Mark Zuckerberg
Facebook CEO Mark Zuckerberg. (Facebook Photo)

Facebook CEO Mark Zuckerberg made his first public statement Wednesday following reports thatRepublican campaign operatives obtained data from 50 million users to inform the campaigns of President Donald Trump and other conservative candidates.

In a post on Facebook, the Facebook chief executive reiterated that it demanded the group, Cambridge Analytica, delete data obtained from Facebook users three years ago and detailed further protections it will put in place to protect user data.

“We have a responsibility to protect your data, and if we can’t then we don’t deserve to serve you,” Zuckerberg wrote. “I’ve been working to understand exactly what happened and how to make sure this doesn’t happen again. The good news is that the most important actions to prevent this from happening again today we have already taken years ago. But we also made mistakes, there’s more to do, and we need to step up and do it.”

Cambridge Analytica was officially formed by former Trump advisor Steve Bannon with a $15 million investment from Republican mega-donor Robert Mercer.
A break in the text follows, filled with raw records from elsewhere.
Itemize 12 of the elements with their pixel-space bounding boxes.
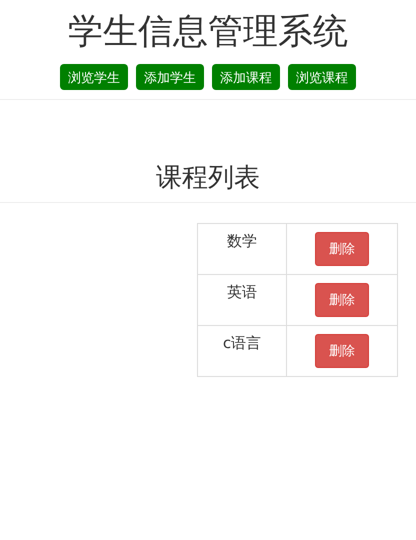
app-title: 学生信息管理系统 [67,11,349,54]
nav-button[interactable]: 添加课程 [212,64,280,90]
course-name: c语言 [222,334,262,353]
delete-button[interactable]: 删除 [315,283,369,317]
delete-button[interactable]: 删除 [315,232,369,266]
page-heading: 课程列表 [155,162,261,194]
course-name: 英语 [227,283,257,302]
delete-button[interactable]: 删除 [315,334,369,368]
nav-button[interactable]: 浏览学生 [60,64,128,90]
course-name: 数学 [227,232,257,251]
nav-button[interactable]: 浏览课程 [288,64,356,90]
nav-button[interactable]: 添加学生 [136,64,204,90]
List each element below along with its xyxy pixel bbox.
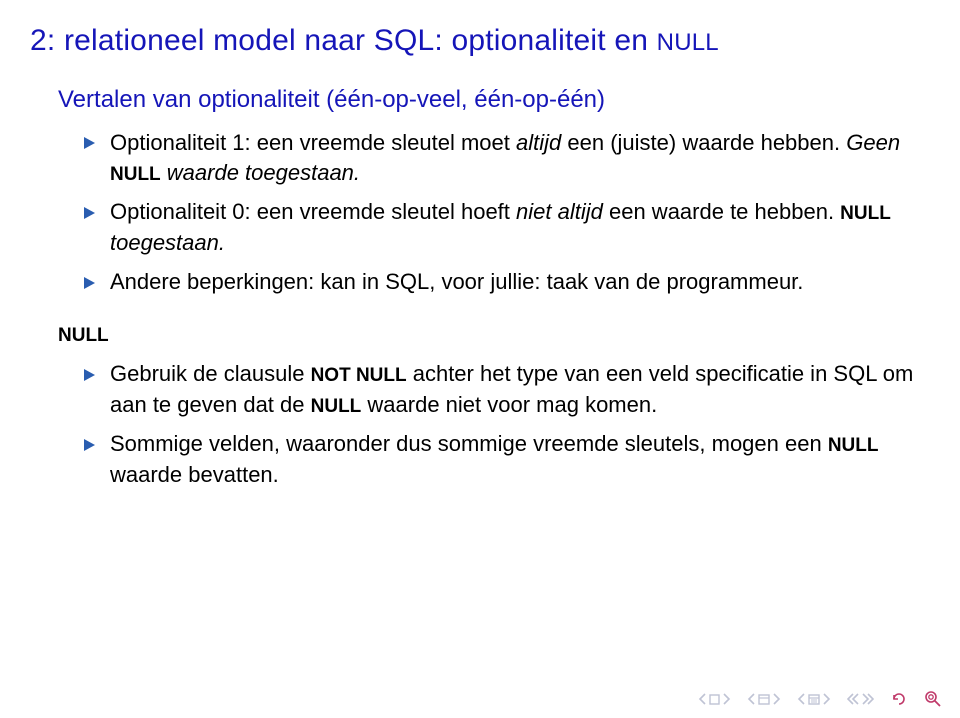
em-text: niet altijd — [516, 199, 603, 224]
em-text: toegestaan. — [110, 230, 225, 255]
slide-body: 2: relationeel model naar SQL: optionali… — [0, 0, 960, 491]
em-text: Geen — [846, 130, 900, 155]
list-item: Optionaliteit 1: een vreemde sleutel moe… — [84, 128, 930, 190]
list-item: Andere beperkingen: kan in SQL, voor jul… — [84, 267, 930, 298]
chevron-left-double-icon — [847, 693, 859, 705]
chevron-right-icon — [773, 693, 781, 705]
text: Sommige velden, waaronder dus sommige vr… — [110, 431, 828, 456]
text: Gebruik de clausule — [110, 361, 311, 386]
chevron-right-icon — [823, 693, 831, 705]
keyword-null: NULL — [311, 396, 362, 417]
keyword-null: NULL — [110, 164, 161, 185]
text: Optionaliteit 1: een vreemde sleutel moe… — [110, 130, 516, 155]
section-icon — [758, 694, 770, 705]
list-item: Sommige velden, waaronder dus sommige vr… — [84, 429, 930, 491]
nav-first-group[interactable] — [698, 693, 731, 705]
chevron-left-icon — [797, 693, 805, 705]
undo-icon[interactable] — [890, 692, 908, 706]
nav-prev-slide[interactable] — [797, 693, 831, 705]
chevron-left-icon — [747, 693, 755, 705]
keyword-null: NULL — [840, 203, 891, 224]
bullet-list-1: Optionaliteit 1: een vreemde sleutel moe… — [84, 128, 930, 298]
nav-back-forward[interactable] — [847, 693, 874, 705]
nav-footer — [698, 690, 942, 708]
text: Optionaliteit 0: een vreemde sleutel hoe… — [110, 199, 516, 224]
chevron-right-double-icon — [862, 693, 874, 705]
text: waarde bevatten. — [110, 462, 279, 487]
text: een waarde te hebben. — [603, 199, 840, 224]
slide-title: 2: relationeel model naar SQL: optionali… — [30, 22, 930, 60]
box-icon — [709, 694, 720, 705]
bullet-list-2: Gebruik de clausule NOT NULL achter het … — [84, 359, 930, 490]
keyword-null: NULL — [828, 435, 879, 456]
search-spiral-icon[interactable] — [924, 690, 942, 708]
text: Andere beperkingen: kan in SQL, voor jul… — [110, 269, 803, 294]
em-text: waarde toegestaan. — [161, 160, 360, 185]
title-null: NULL — [657, 29, 719, 56]
list-item: Gebruik de clausule NOT NULL achter het … — [84, 359, 930, 421]
title-text: 2: relationeel model naar SQL: optionali… — [30, 24, 657, 57]
nav-prev-section[interactable] — [747, 693, 781, 705]
text: een (juiste) waarde hebben. — [561, 130, 846, 155]
keyword-not-null: NOT NULL — [311, 365, 407, 386]
subheading: Vertalen van optionaliteit (één-op-veel,… — [58, 86, 930, 114]
slide-icon — [808, 694, 820, 705]
em-text: altijd — [516, 130, 561, 155]
chevron-right-icon — [723, 693, 731, 705]
text: waarde niet voor mag komen. — [361, 392, 657, 417]
list-item: Optionaliteit 0: een vreemde sleutel hoe… — [84, 197, 930, 259]
chevron-left-icon — [698, 693, 706, 705]
null-heading: NULL — [58, 325, 930, 347]
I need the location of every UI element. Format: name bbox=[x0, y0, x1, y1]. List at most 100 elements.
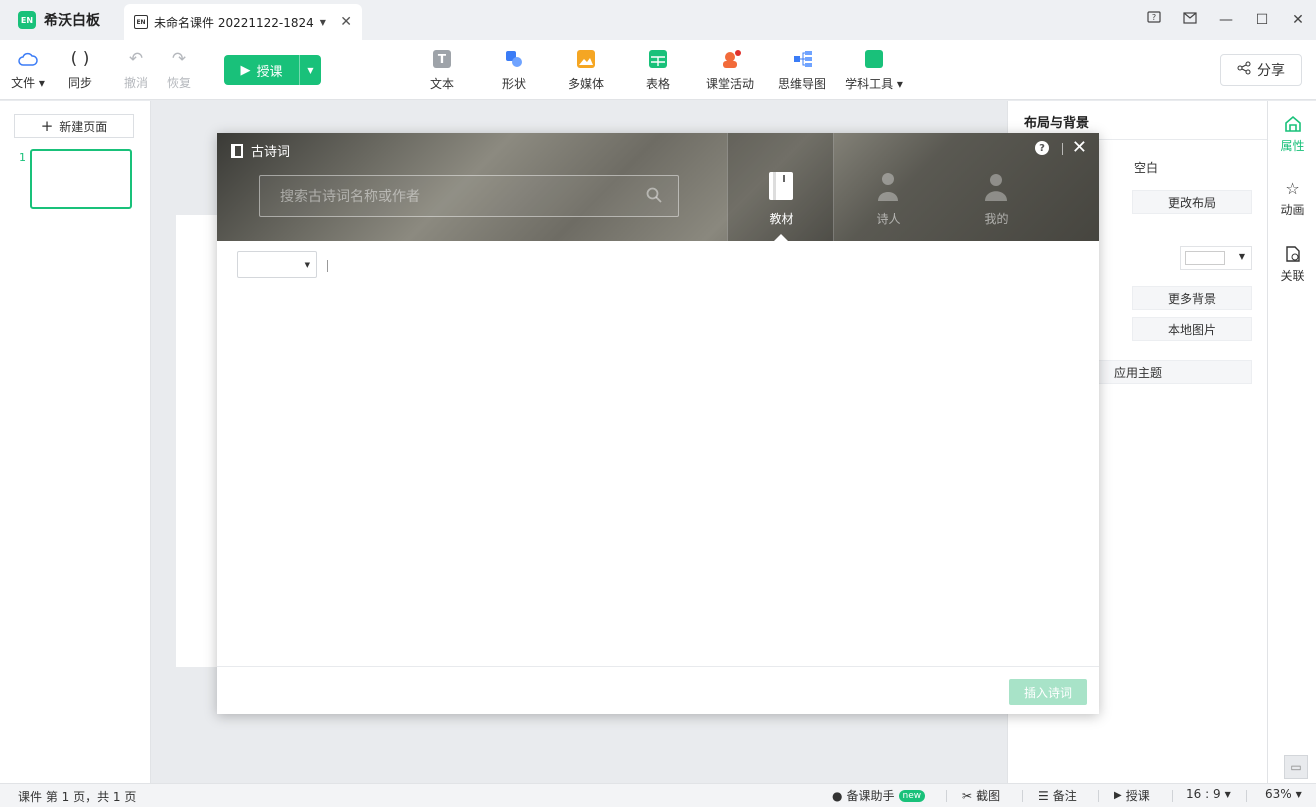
caret-down-icon: ▼ bbox=[1295, 789, 1302, 799]
tab-poets[interactable]: 诗人 bbox=[835, 133, 942, 241]
tab-link-label: 关联 bbox=[1280, 269, 1305, 283]
poetry-search-input[interactable] bbox=[280, 186, 620, 208]
tab-link[interactable]: 关联 bbox=[1268, 245, 1316, 284]
more-backgrounds-button[interactable]: 更多背景 bbox=[1132, 286, 1252, 310]
divider bbox=[327, 260, 328, 272]
search-icon[interactable] bbox=[646, 187, 662, 203]
caret-down-icon: ▼ bbox=[1224, 789, 1231, 799]
window-controls: ? — ☐ ✕ bbox=[1136, 0, 1316, 40]
tab-properties[interactable]: 属性 bbox=[1268, 115, 1316, 154]
tab-textbook-label: 教材 bbox=[769, 212, 794, 226]
side-tab-strip: 属性 ☆ 动画 关联 ▭ bbox=[1267, 101, 1316, 783]
activity-icon bbox=[721, 50, 741, 68]
page-info: 课件 第 1 页，共 1 页 bbox=[18, 790, 137, 804]
insert-media-button[interactable]: 多媒体 bbox=[554, 50, 618, 92]
toolbar: 文件 ▾ ( ) 同步 ↶ 撤消 ↷ 恢复 ▶ 授课 ▼ T 文本 形状 多媒体 … bbox=[0, 40, 1316, 100]
local-image-button[interactable]: 本地图片 bbox=[1132, 317, 1252, 341]
aspect-ratio-select[interactable]: 16 : 9 ▼ bbox=[1186, 787, 1231, 801]
properties-title: 布局与背景 bbox=[1024, 116, 1090, 131]
insert-activity-button[interactable]: 课堂活动 bbox=[698, 50, 762, 92]
mail-icon[interactable] bbox=[1172, 12, 1208, 28]
assistant-label: 备课助手 bbox=[846, 789, 895, 803]
sync-button[interactable]: ( ) 同步 bbox=[58, 48, 102, 91]
aspect-ratio-value: 16 : 9 bbox=[1186, 787, 1221, 801]
insert-mindmap-button[interactable]: 思维导图 bbox=[770, 50, 834, 92]
chat-icon[interactable]: ▭ bbox=[1284, 755, 1308, 779]
zoom-select[interactable]: 63% ▼ bbox=[1265, 787, 1302, 801]
share-button[interactable]: 分享 bbox=[1220, 54, 1302, 86]
insert-table-button[interactable]: 表格 bbox=[626, 50, 690, 92]
tab-textbook[interactable]: 教材 bbox=[727, 133, 834, 241]
app-name: 希沃白板 bbox=[44, 13, 100, 29]
share-label: 分享 bbox=[1257, 63, 1285, 79]
dialog-title: 古诗词 bbox=[251, 145, 291, 160]
close-tab-icon[interactable]: ✕ bbox=[340, 14, 352, 30]
lesson-assistant-button[interactable]: ● 备课助手 new bbox=[832, 787, 926, 804]
tab-mine[interactable]: 我的 bbox=[943, 133, 1050, 241]
user-icon bbox=[985, 174, 1007, 201]
teach-dropdown-icon[interactable]: ▼ bbox=[300, 55, 321, 85]
caret-down-icon: ▼ bbox=[1238, 252, 1245, 261]
robot-icon: ● bbox=[832, 788, 843, 803]
text-icon: T bbox=[433, 50, 451, 68]
page-thumbnail[interactable] bbox=[30, 149, 132, 209]
divider bbox=[1246, 790, 1247, 802]
grade-select[interactable]: ▼ bbox=[237, 251, 317, 278]
subject-tools-label: 学科工具 bbox=[845, 77, 894, 91]
cloud-icon bbox=[6, 48, 50, 70]
sync-icon: ( ) bbox=[70, 49, 90, 69]
play-icon: ▶ bbox=[1114, 790, 1122, 801]
star-icon: ☆ bbox=[1285, 179, 1300, 198]
notes-button[interactable]: ☰ 备注 bbox=[1038, 787, 1077, 804]
insert-shape-button[interactable]: 形状 bbox=[482, 50, 546, 92]
tab-animation[interactable]: ☆ 动画 bbox=[1268, 179, 1316, 218]
background-color-select[interactable]: ▼ bbox=[1180, 246, 1252, 270]
tab-animation-label: 动画 bbox=[1280, 203, 1305, 217]
dialog-footer: 插入诗词 bbox=[217, 666, 1099, 714]
screenshot-button[interactable]: ✂ 截图 bbox=[962, 787, 1000, 804]
caret-down-icon[interactable]: ▼ bbox=[320, 18, 326, 27]
statusbar-teach-button[interactable]: ▶ 授课 bbox=[1114, 787, 1150, 804]
change-layout-button[interactable]: 更改布局 bbox=[1132, 190, 1252, 214]
share-icon bbox=[1237, 61, 1251, 79]
screenshot-label: 截图 bbox=[976, 789, 1001, 803]
insert-table-label: 表格 bbox=[645, 77, 670, 91]
document-title: 未命名课件 20221122-1824 bbox=[154, 15, 314, 30]
undo-button[interactable]: ↶ 撤消 bbox=[114, 48, 158, 91]
new-page-label: 新建页面 bbox=[59, 119, 108, 134]
document-icon: EN bbox=[134, 15, 148, 29]
insert-media-label: 多媒体 bbox=[567, 77, 604, 91]
color-swatch bbox=[1185, 251, 1225, 265]
media-icon bbox=[577, 50, 595, 68]
redo-label: 恢复 bbox=[166, 76, 191, 90]
maximize-icon[interactable]: ☐ bbox=[1244, 12, 1280, 28]
app-tab[interactable]: EN 希沃白板 bbox=[8, 6, 110, 34]
divider bbox=[1098, 790, 1099, 802]
undo-label: 撤消 bbox=[123, 76, 148, 90]
insert-poem-button[interactable]: 插入诗词 bbox=[1009, 679, 1087, 705]
minimize-icon[interactable]: — bbox=[1208, 12, 1244, 28]
mindmap-icon bbox=[793, 50, 812, 68]
close-window-icon[interactable]: ✕ bbox=[1280, 12, 1316, 28]
insert-shape-label: 形状 bbox=[501, 77, 526, 91]
link-icon bbox=[1268, 245, 1316, 265]
book-icon bbox=[231, 143, 243, 158]
insert-activity-label: 课堂活动 bbox=[705, 77, 754, 91]
teach-button[interactable]: ▶ 授课 ▼ bbox=[224, 55, 321, 85]
subject-tools-button[interactable]: 学科工具 ▾ bbox=[842, 50, 906, 92]
insert-text-label: 文本 bbox=[429, 77, 454, 91]
document-tab[interactable]: EN 未命名课件 20221122-1824 ▼ ✕ bbox=[124, 4, 362, 40]
file-button[interactable]: 文件 ▾ bbox=[6, 48, 50, 91]
page-number: 1 bbox=[19, 151, 26, 164]
sync-label: 同步 bbox=[67, 76, 92, 90]
close-icon[interactable]: ✕ bbox=[1072, 137, 1087, 158]
help-icon[interactable]: ? bbox=[1136, 11, 1172, 29]
new-page-button[interactable]: + 新建页面 bbox=[14, 114, 134, 138]
insert-text-button[interactable]: T 文本 bbox=[410, 50, 474, 92]
textbook-icon bbox=[769, 172, 793, 200]
redo-button[interactable]: ↷ 恢复 bbox=[157, 48, 201, 91]
insert-mindmap-label: 思维导图 bbox=[777, 77, 826, 91]
poet-icon bbox=[878, 173, 898, 201]
tab-poets-label: 诗人 bbox=[876, 212, 901, 226]
subject-tools-icon bbox=[865, 50, 883, 68]
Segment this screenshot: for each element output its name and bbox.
The goal was to leverage tactics originating at Cambridge University that claimed to predict personality traits and behavior through a process called “psychographic mapping.” Cambridge Analytica hired Russian-American psychology professor Aleksandr Kogan to secure the underlying data necessary to conduct this kind of mapping, which helps campaigns target specific groups.

Kogan created an app called thisisyourdigitallife, which offered Facebook users small payments if they downloaded it and took a personality quiz. The app scraped private information from those 300,000 Facebook profiles, including data from 50 million of their unwitting Facebook friends. In 2014, Facebook updated its platform to limit the amount of data apps could access, which meant Kogan’s app could no longer get data about a user’s Facebook friends unless they too had the app.

Facebook says it removed Kogan’s app and demanded the data be destroyed in 2015 when the company learned that user information had been passed along to political operatives. Last week, Facebook was confronted with reports from The Guardian, The New York Times and Channel 4 saying that Cambridge Analytica may have not deleted that data. Its response was to immediately ban Cambridge Analytica from the platform. The group claimed it deleted data and agreed to an audit from a Facebook-hired firm to confirm that.

“This was a breach of trust between Kogan, Cambridge Analytica and Facebook,” Zuckerberg wrote. “But it was also a breach of trust between Facebook and the people who share their data with us and expect us to protect it. We need to fix that.”

Going forward, Zuckerberg writes that Facebook will look into all apps that had access to large swaths of user data before the 2014 platform change and conduct an audit of any suspicious circumstances. The company will further limit how much user data apps can access by removing access to profiles that haven’t used an app in three months and cutting back on the permissions users give to apps to only name, profile picture and email address.

Facebook will add a tool at the top of its News Feed in the next month that shows users which apps they are using and make it easy to remove permissions.

“I started Facebook, and at the end of the day I’m responsible for what happens on our platform,” Zuckerberg wrote. “I’m serious about doing what it takes to protect our community. While this specific issue involving Cambridge Analytica should no longer happen with new apps today, that doesn’t change what happened in the past. We will learn from this experience to secure our platform further and make our community safer for everyone going forward.”

Zuckerberg will be on CNN’s Anderson Cooper 360 at 6 p.m. Pacific to discuss the situation.